There is the question of what my judgement is and the question of what your judgement is. The primary selection process (that shows me articles) is great right now, I am upvoting maybe 220 articles out of 300 in a cycle. I pick out links to post to HN and I am currently adding links to the queue faster than I am posting them which means I can definitely raise the quality of what I post but the definition of "quality" is where I get stuck. It has all sorts of factors such as a lack of annoyingness (I hate those cookie popups but there is a lot of good news behind them) but there are also articles that look really good to me at first (I like what they set out do) but then what I look at them again I realize they didn't accomplish what they set out do.
I do think votes and comments are worth something, but I also know that I could get more of both by posting clickbait articles.
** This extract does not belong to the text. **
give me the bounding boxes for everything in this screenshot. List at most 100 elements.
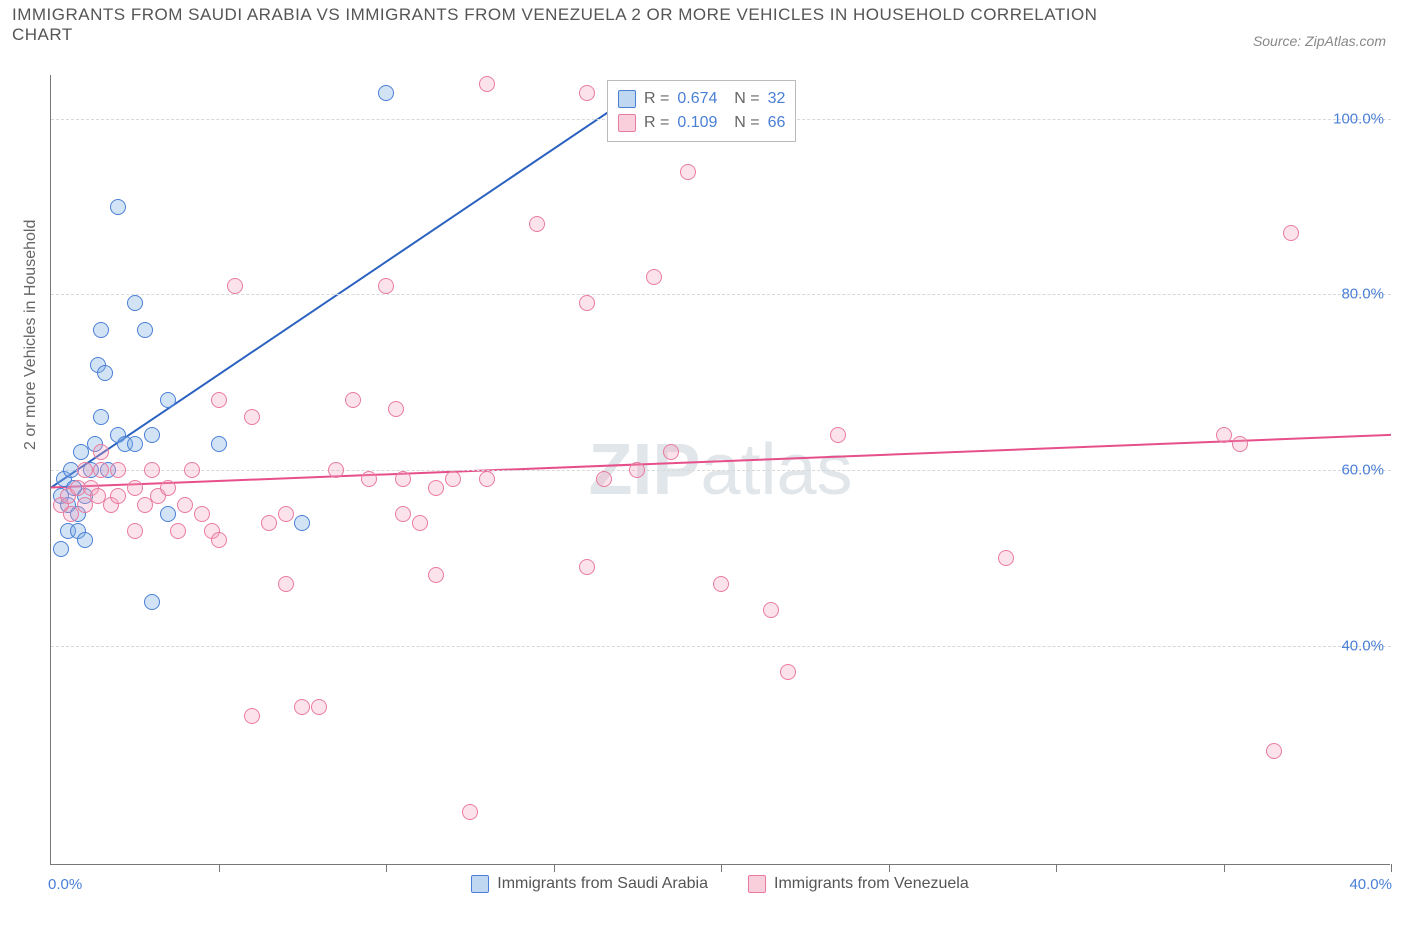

On one level I want to post things that are enlightening, boy I get frustrated that y'all just don't care about robotics or chemical recycling of polymers or Arduino projects. (Though my real secret ambition is to get a #1 post about sports...)
Somehow I want to pose the problem of posting to HN, Mastodon, etc. as a sequential recommendation problem which means I have to back and look at all the papers on the subject that YOShInOn has collected for me. Also I am likely to put some more work into "quality models", particularly a stacked model for predicting votes if not comments on HN articles, a broad topic model based on data from Tildes (is is sports? music? science?) and particularly sentiment models.
That last one is on my mind because I'm thinking about the emotional tone of what I post to Mastodon, some days I think I should just stick to posting flower photos because they get good engagement, but past the people who are calling everybody a "fascist" that get amplified there is a "silent majority" of people on Mastodon who try to avoid the news and other inflaming topics so I am torn between being unrelentingly positive or trying to balance out positive and negative articles to make a more appealing feed to the good people of Mastodon. It would probably be 2-3 days of labeling work to make a sentiment model but if I had to find and categorize 5000 angry toots it would kill me, but I am thinking now about grading my own posts (what the system is going to do inference on anyway) and also grading high-engagement and predicted high-engagement submissions to HN to make a model that finds high-engagement posts that aren't clickbait.